ECONOMIA – Bolsa atinge maior fechamento em um mês, superando 174 mil pontos; dólar recua para R$ 5,16 com expectativas de corte na Selic.

No último feriado nos Estados Unidos, o cenário financeiro brasileiro viu um movimento positivo: a bolsa de valores fechou acima dos 174 mil pontos pela primeira vez em um mês. O índice Ibovespa, que representa as ações mais negociadas na B3, registrou uma alta de 0,74%, encerrando o dia em 174.070,27 pontos. Esse fechamento marca a maior pontuação desde o início de junho. Ao longo da semana, o índice acumulou um ganho de 0,45%, e, desde o início do ano, já apresenta uma valorização de 8,03%.
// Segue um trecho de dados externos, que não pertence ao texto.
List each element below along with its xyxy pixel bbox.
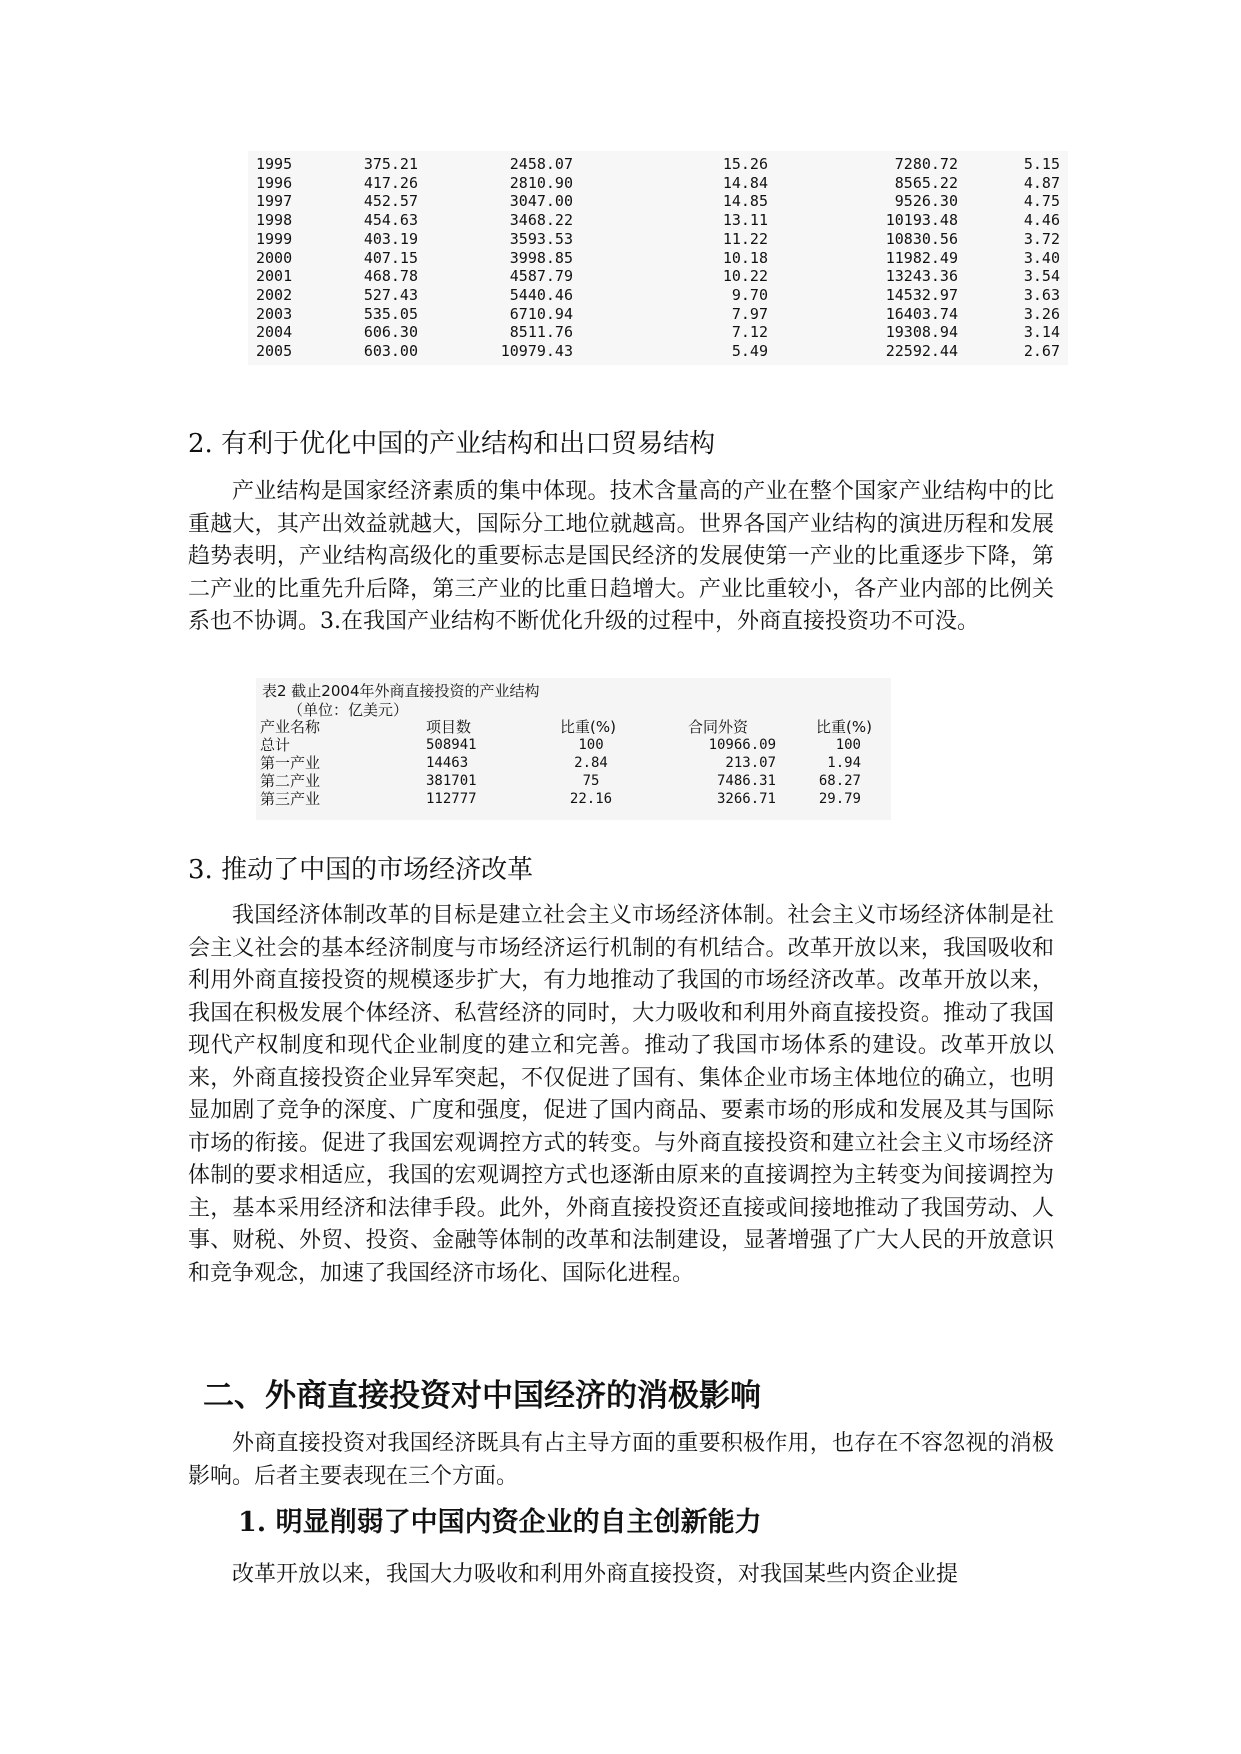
table-cell: 3468.22 <box>509 211 573 230</box>
table-cell: 3.26 <box>1023 304 1060 323</box>
table-cell-text: 9526.30 <box>894 192 958 211</box>
table-cell: 468.78 <box>363 267 418 286</box>
table-cell: 10.18 <box>722 248 768 267</box>
table-cell: 1998 <box>256 211 293 230</box>
table-2-unit: （单位：亿美元） <box>288 701 409 719</box>
table-cell: 1995 <box>256 155 293 173</box>
table-cell: 3593.53 <box>509 229 573 248</box>
table-cell: 1999 <box>256 229 293 248</box>
table-2-header: 项目数 <box>426 718 472 736</box>
table-cell: 9.70 <box>731 285 768 304</box>
table-cell: 452.57 <box>363 192 418 211</box>
table-cell: 2810.90 <box>509 173 573 192</box>
table-cell: 7.97 <box>731 304 768 323</box>
table-cell: 5440.46 <box>509 285 573 304</box>
table-cell: 4.75 <box>1023 192 1060 211</box>
table-cell: 407.15 <box>363 248 418 267</box>
table-cell: 第三产业 <box>260 790 321 808</box>
table-row <box>248 286 1068 305</box>
section-2-paragraph: 产业结构是国家经济素质的集中体现。技术含量高的产业在整个国家产业结构中的比重越大，其产出效益就越大，国际分工地位就越高。世界各国产业结构的演进历程和发展趋势表明，产业结构高级化的重要标志是国民经济的发展使第一产业的比重逐步下降，第二产业的比重先升后降，第三产业的比重日趋增大。产业比重较小，各产业内部的比例关系也不协调。3.在我国产业结构不断优化升级的过程中，外商直接投资功不可没。 <box>188 479 1054 634</box>
table-cell: 1.94 <box>827 755 861 771</box>
table-cell: 3.72 <box>1023 229 1060 248</box>
table-cell: 1997 <box>256 192 293 211</box>
table-cell: 2001 <box>256 267 293 286</box>
table-cell-text: 11982.49 <box>885 248 958 267</box>
table-cell: 535.05 <box>363 304 418 323</box>
table-cell: 10979.43 <box>500 342 573 360</box>
table-cell: 75 <box>582 773 600 789</box>
table-row <box>248 174 1068 193</box>
table-cell: 375.21 <box>363 155 418 173</box>
table-cell: 第二产业 <box>260 772 321 790</box>
table-cell <box>838 342 958 361</box>
table-cell: 2004 <box>256 323 293 342</box>
data-table-1 <box>248 151 1068 365</box>
table-row <box>248 155 1068 174</box>
table-cell: 603.00 <box>363 342 418 360</box>
table-row <box>256 790 891 808</box>
table-cell <box>838 174 958 193</box>
table-cell: 4.87 <box>1023 173 1060 192</box>
table-cell: 14.84 <box>722 173 768 192</box>
table-cell-text: 14532.97 <box>885 285 958 304</box>
table-cell: 7.12 <box>731 323 768 342</box>
part-2-section-1-paragraph: 改革开放以来，我国大力吸收和利用外商直接投资，对我国某些内资企业提 <box>232 1562 959 1587</box>
section-heading-3: 3. 推动了中国的市场经济改革 <box>188 855 534 885</box>
table-cell-text: 19308.94 <box>885 323 958 342</box>
table-cell: 22.16 <box>569 791 613 807</box>
table-cell: 100 <box>578 737 604 753</box>
table-cell: 3.14 <box>1023 323 1060 342</box>
table-cell: 第一产业 <box>260 754 321 772</box>
data-table-2 <box>256 678 891 820</box>
table-cell: 14.85 <box>722 192 768 211</box>
table-cell: 2005 <box>256 342 293 360</box>
table-row <box>248 211 1068 230</box>
section-heading-2: 2. 有利于优化中国的产业结构和出口贸易结构 <box>188 429 716 459</box>
table-cell-text: 16403.74 <box>885 304 958 323</box>
table-cell: 508941 <box>426 737 477 753</box>
table-cell: 2458.07 <box>509 155 573 173</box>
table-cell: 2003 <box>256 304 293 323</box>
table-2-header: 比重(%) <box>816 718 872 736</box>
table-cell: 403.19 <box>363 229 418 248</box>
table-cell: 454.63 <box>363 211 418 230</box>
table-2-header-row <box>256 718 891 736</box>
part-2-section-1-heading: 1. 明显削弱了中国内资企业的自主创新能力 <box>238 1507 762 1538</box>
section-3-paragraph: 我国经济体制改革的目标是建立社会主义市场经济体制。社会主义市场经济体制是社会主义社会的基本经济制度与市场经济运行机制的有机结合。改革开放以来，我国吸收和利用外商直接投资的规模逐步扩大，有力地推动了我国的市场经济改革。改革开放以来，我国在积极发展个体经济、私营经济的同时，大力吸收和利用外商直接投资。推动了我国现代产权制度和现代企业制度的建立和完善。推动了我国市场体系的建设。改革开放以来，外商直接投资企业异军突起，不仅促进了国有、集体企业市场主体地位的确立，也明显加剧了竞争的深度、广度和强度，促进了国内商品、要素市场的形成和发展及其与国际市场的衔接。促进了我国宏观调控方式的转变。与外商直接投资和建立社会主义市场经济体制的要求相适应，我国的宏观调控方式也逐渐由原来的直接调控为主转变为间接调控为主，基本采用经济和法律手段。此外，外商直接投资还直接或间接地推动了我国劳动、人事、财税、外贸、投资、金融等体制的改革和法制建设，显著增强了广大人民的开放意识和竞争观念，加速了我国经济市场化、国际化进程。 <box>188 903 1054 1286</box>
table-cell <box>838 305 958 324</box>
table-cell: 68.27 <box>818 773 861 789</box>
table-cell: 5.49 <box>731 342 768 360</box>
table-cell: 112777 <box>426 791 477 807</box>
table-cell: 3047.00 <box>509 192 573 211</box>
table-row <box>256 736 891 754</box>
table-cell <box>838 211 958 230</box>
table-row <box>248 230 1068 249</box>
table-cell: 7486.31 <box>716 773 776 789</box>
table-cell: 4587.79 <box>509 267 573 286</box>
table-cell: 11.22 <box>722 229 768 248</box>
table-cell: 10.22 <box>722 267 768 286</box>
table-cell: 2002 <box>256 285 293 304</box>
table-cell <box>838 230 958 249</box>
table-cell <box>838 286 958 305</box>
table-cell: 8511.76 <box>509 323 573 342</box>
table-row <box>248 323 1068 342</box>
table-cell: 15.26 <box>722 155 768 173</box>
table-cell: 5.15 <box>1023 155 1060 173</box>
table-2-header: 产业名称 <box>260 718 321 736</box>
table-row <box>248 192 1068 211</box>
table-cell-text: 8565.22 <box>894 173 958 192</box>
table-2-title: 表2 截止2004年外商直接投资的产业结构 <box>262 682 540 700</box>
table-cell <box>838 155 958 174</box>
table-cell: 213.07 <box>725 755 776 771</box>
table-row <box>248 305 1068 324</box>
table-cell: 3266.71 <box>716 791 776 807</box>
table-cell-text: 10193.48 <box>885 211 958 230</box>
table-cell: 总计 <box>260 736 291 754</box>
table-cell: 1996 <box>256 173 293 192</box>
table-cell: 3.54 <box>1023 267 1060 286</box>
table-cell: 417.26 <box>363 173 418 192</box>
table-cell-text: 7280.72 <box>894 155 958 173</box>
table-cell-text: 13243.36 <box>885 267 958 286</box>
table-2-header: 合同外资 <box>688 718 749 736</box>
part-2-heading: 二、外商直接投资对中国经济的消极影响 <box>203 1378 761 1414</box>
table-row <box>248 267 1068 286</box>
table-cell: 2000 <box>256 248 293 267</box>
table-cell: 100 <box>835 737 861 753</box>
table-cell <box>838 192 958 211</box>
table-cell: 29.79 <box>818 791 861 807</box>
table-cell: 6710.94 <box>509 304 573 323</box>
table-cell: 13.11 <box>722 211 768 230</box>
table-cell: 527.43 <box>363 285 418 304</box>
table-cell: 3.63 <box>1023 285 1060 304</box>
table-cell: 3998.85 <box>509 248 573 267</box>
table-cell-text: 10830.56 <box>885 229 958 248</box>
table-cell-text: 22592.44 <box>885 342 958 360</box>
table-cell <box>838 249 958 268</box>
table-cell <box>838 267 958 286</box>
part-2-paragraph: 外商直接投资对我国经济既具有占主导方面的重要积极作用，也存在不容忽视的消极影响。后者主要表现在三个方面。 <box>188 1431 1054 1489</box>
table-cell <box>838 323 958 342</box>
table-2-header: 比重(%) <box>560 718 616 736</box>
table-row <box>256 772 891 790</box>
table-cell: 4.46 <box>1023 211 1060 230</box>
table-row <box>248 342 1068 361</box>
table-cell: 606.30 <box>363 323 418 342</box>
table-row <box>256 754 891 772</box>
table-cell: 3.40 <box>1023 248 1060 267</box>
table-cell: 2.67 <box>1023 342 1060 360</box>
table-cell: 2.84 <box>574 755 608 771</box>
table-row <box>248 249 1068 268</box>
table-cell: 14463 <box>426 755 469 771</box>
table-cell: 10966.09 <box>708 737 776 753</box>
table-cell: 381701 <box>426 773 477 789</box>
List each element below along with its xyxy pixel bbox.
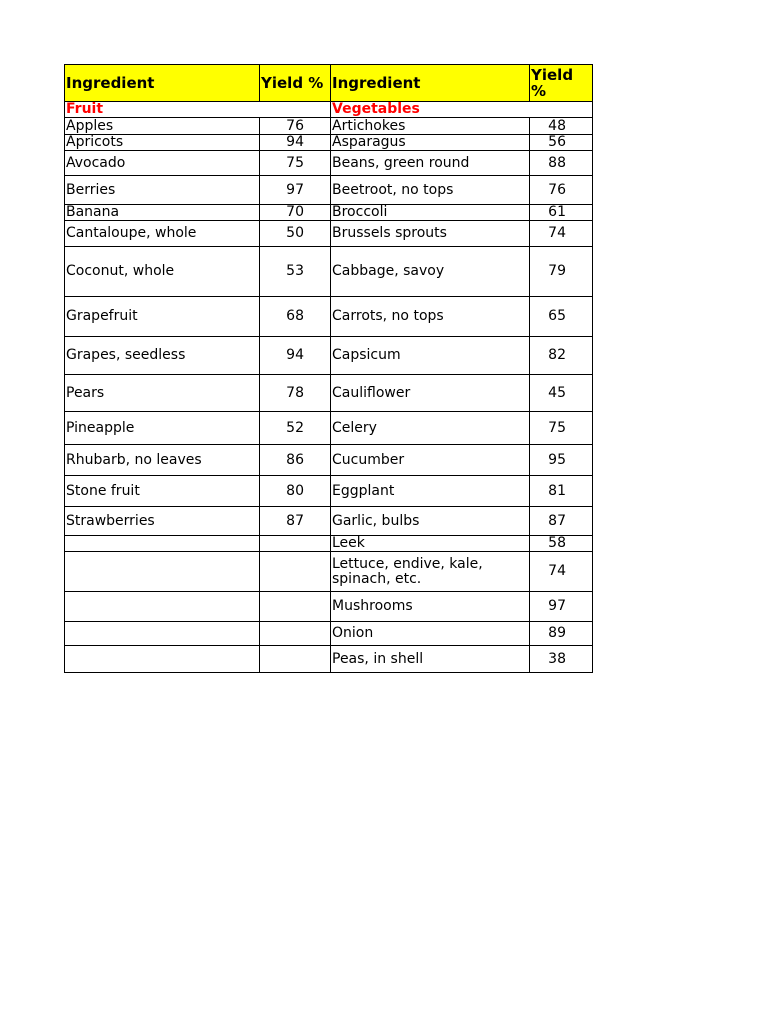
vegetable-yield-cell: 38 [530, 646, 593, 673]
vegetable-yield-cell: 75 [530, 412, 593, 445]
table-row [65, 337, 593, 375]
fruit-name-cell [65, 646, 260, 673]
table-row [65, 552, 593, 592]
fruit-name-cell: Avocado [65, 151, 260, 176]
fruit-name-cell: Apricots [65, 135, 260, 151]
table-row [65, 412, 593, 445]
fruit-name-cell [65, 622, 260, 646]
fruit-name-cell: Apples [65, 118, 260, 135]
fruit-yield-cell: 75 [260, 151, 331, 176]
header-ingredient-veg: Ingredient [331, 65, 530, 102]
table-row [65, 176, 593, 205]
vegetable-name-cell: Cabbage, savoy [331, 247, 530, 297]
fruit-yield-cell: 86 [260, 445, 331, 476]
table-row [65, 536, 593, 552]
fruit-yield-cell [260, 592, 331, 622]
table-row [65, 646, 593, 673]
vegetable-name-cell: Brussels sprouts [331, 221, 530, 247]
yield-table [64, 64, 593, 673]
table-row [65, 118, 593, 135]
fruit-yield-cell: 76 [260, 118, 331, 135]
vegetable-yield-cell: 65 [530, 297, 593, 337]
vegetable-yield-cell: 45 [530, 375, 593, 412]
vegetable-yield-cell: 82 [530, 337, 593, 375]
vegetable-name-cell: Cucumber [331, 445, 530, 476]
vegetable-yield-cell: 79 [530, 247, 593, 297]
vegetable-yield-cell: 97 [530, 592, 593, 622]
vegetable-name-cell: Leek [331, 536, 530, 552]
fruit-name-cell: Cantaloupe, whole [65, 221, 260, 247]
table-row [65, 445, 593, 476]
fruit-name-cell: Strawberries [65, 507, 260, 536]
vegetable-yield-cell: 48 [530, 118, 593, 135]
fruit-name-cell: Berries [65, 176, 260, 205]
table-row [65, 247, 593, 297]
fruit-yield-cell [260, 536, 331, 552]
table-row [65, 135, 593, 151]
fruit-name-cell: Rhubarb, no leaves [65, 445, 260, 476]
vegetable-name-cell: Garlic, bulbs [331, 507, 530, 536]
vegetable-yield-cell: 74 [530, 552, 593, 592]
table-row [65, 622, 593, 646]
fruit-yield-cell: 94 [260, 135, 331, 151]
fruit-yield-cell: 68 [260, 297, 331, 337]
header-yield-veg: Yield % [530, 65, 593, 102]
vegetable-yield-cell: 56 [530, 135, 593, 151]
table-row [65, 476, 593, 507]
vegetable-name-cell: Asparagus [331, 135, 530, 151]
table-row [65, 151, 593, 176]
fruit-name-cell [65, 552, 260, 592]
vegetable-yield-cell: 88 [530, 151, 593, 176]
table-row [65, 297, 593, 337]
vegetable-yield-cell: 89 [530, 622, 593, 646]
category-blank [260, 102, 331, 118]
table-row [65, 375, 593, 412]
vegetable-yield-cell: 81 [530, 476, 593, 507]
vegetable-yield-cell: 74 [530, 221, 593, 247]
table-row [65, 221, 593, 247]
vegetable-name-cell: Celery [331, 412, 530, 445]
category-row [65, 102, 593, 118]
fruit-yield-cell: 50 [260, 221, 331, 247]
fruit-yield-cell [260, 622, 331, 646]
fruit-name-cell [65, 536, 260, 552]
category-vegetables: Vegetables [331, 102, 593, 118]
fruit-name-cell: Pineapple [65, 412, 260, 445]
table-row [65, 592, 593, 622]
fruit-yield-cell: 78 [260, 375, 331, 412]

O impulso que levou a bolsa a essa valorização veio da divulgação de dados negativos sobre a produção industrial no Brasil. O Instituto Brasileiro de Geografia e Estatística (IBGE) informou que houve uma queda de 0,2% na produção industrial em maio em comparação ao mês anterior, um resultado que ficou abaixo das expectativas do mercado. Essa notícia reforçou a expectativa de que o Banco Central possa optar por um corte de 0,25 ponto percentual na taxa Selic durante a reunião de agosto do Comitê de Política Monetária (Copom). A perspectiva de um ciclo de flexibilização monetária contagiou a confiança dos investidores, especialmente em ações de empresas mais expostas ao custo do crédito.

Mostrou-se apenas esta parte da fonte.